Storey businesses file suit to fight brothel location

Companies suing to stop a Storey County brothel could face a $1-million-a- month lawsuit, Reno entrepreneur Lance Gilman threatened Thursday.

Kal Kan Foods, Inc. and Roybridge Investments Limited are suing Storey County in federal court to stop construction of Gilman's proposed brothel, Wild Horse Canyon Ranch and Spa.

Both companies, located in northern Storey County's Tahoe Reno Industrial Center, filed a complaint in U.S. District Court on Jan. 16 against Storey County and its commissioners, charging the license process was "arbitrary and capricious." They're asking the court to void the license for the brothel, which is about a mile from the industrial park. Storey commissioners Greg "Bum" Hess, Chuck Haynes, Bob Kershaw and Storey County are named in the suit.

Gilman, who was one of the industrial center's owners, accused the companies of using the lawsuit as a delaying tactic. He said grading permits have been issued, equipment is on site and construction of the brothel will proceed as planned.

"I promised Storey County that I would turn this cash flow on for the new fiscal year and they're counting on that money for their community services," he said. "If these people delay me inappropriately, I will file a damage suit for $1 million a month.

"They say Storey County didn't follow the proper licensing procedure," he said. "If they deviated from that procedure, they will be required to amend the procedure and re-license."

The facility has been moved as far west on the property as possible. It's hidden in a secluded canyon and no one could have done more to remove this business from the public eye, according to Gilman.

"I can't imagine why a large company would want to rattle papers at us," brothel manager Susan Austin said. "They moved into a county where brothels are legal and there was one right down the road from them when they located at the Center. The site was chosen for privacy. It will be hidden from public view with berms and trees and there will be no flashing lights, or signs."

Gilman emphasized that patrons will use the Patrick interchange and will not use any of the roads cutting through the Industrial Park, as had been previously reported.

"I've been a land developer for 30 years in 19 different cities or counties," he said. "I want to put a beautiful hotel facility on this land and lease it to someone who will operate it. I was required to apply for this license because in Nevada, they want to protect the people of the state from those operating gaming or brothel facilities."

Gilman said he and his business partners gave the county $360,000 for a new roof for the county's schools, hot lunch programs and buses.

"We help the county that's helping us," he said. "These businesses are enjoying Nevada's tax advantages and now they're challenging something that helps the county. It's unfair to us. We're entrenched."

Among the allegations in the lawsuit is that Sheriff Pat Whitten did not prepare a required written report on the brothel license application. The businesses contend they were not given the opportunity to speak when the license was approved in early January.

Another claim is that the investigation of the brothel's operator, Austin, was not completed before the license was granted.
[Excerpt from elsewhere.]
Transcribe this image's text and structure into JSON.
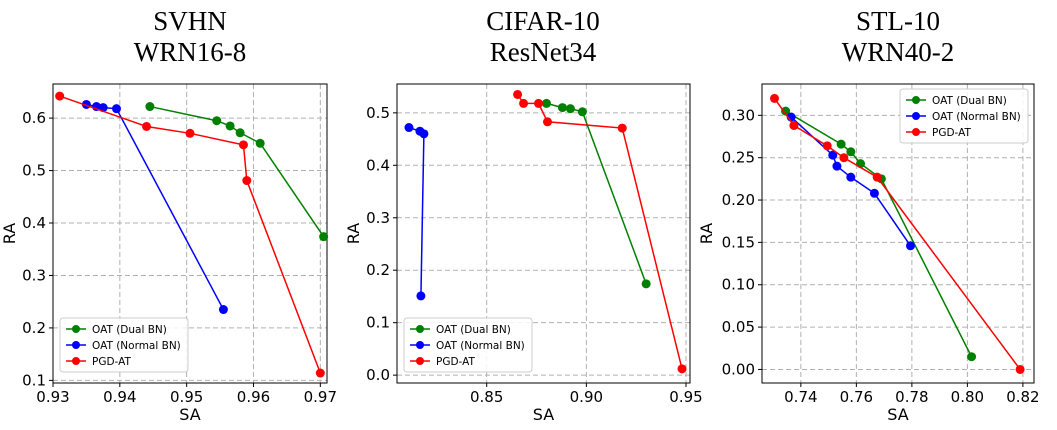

Royal Sierra Extrusions Inc. president Gordon Case said he is not against legalized prostitution. Case's company is a subsidiary of Roybridge Investments, one of the plaintiffs in the lawsuit.

"I'm not one of those trying to change Nevada. I love this state, " Case said. "I'd like to emphasize that our battle is not against legalized prostitution in Storey County. We're not trying to ban brothels, but we do feel they are incompatible with this environment. We are concerned about safety and image and we feel the brothels are a total detraction from business."

Employees have expressed concern about sharing the road at all hours with brothel clientele. The plant, which produces vinyl products, operates seven days a week, 24 hours a day and employees are coming and going at all hours. The complaints started Wednesday and are increasing, according to Case.

"We're a growing business and there are a lot of job opportunities here, but this issue may discourage people from commuting here," said Kavin Henry, a production manager at Royal Sierra. "How would you feel if there was a brothel in your back yard?"

Case said the company is also concerned about the impact on property values and the impact of the brothel on economic diversification efforts. Gary Duhon, attorney for both companies, echoed that concern.

"We thought federal court was appropriate because this issue has dramatic impact on economic diversification in all of Northern Nevada," he said. "One of the concerns expressed by our clients was that the blue chip companies interested in the complex will be discouraged by the presence of the brothel. It creates an image in the mind of these companies, reflecting on the area as a whole. Northern Nevada was recently complimented concerning its business development in the Wall street Journal. This a black eye for the entire region."

Case pointed out that the industrial center's rules ban brothels on the property. He claims Gilman used the brothel ban as a selling point.

"I think locating the brothel this close to the (Industrial) Park is very shortsighted on Storey County's part. The brothel may end up costing the county a lot of high-end business and a substantial amount of money," Case said.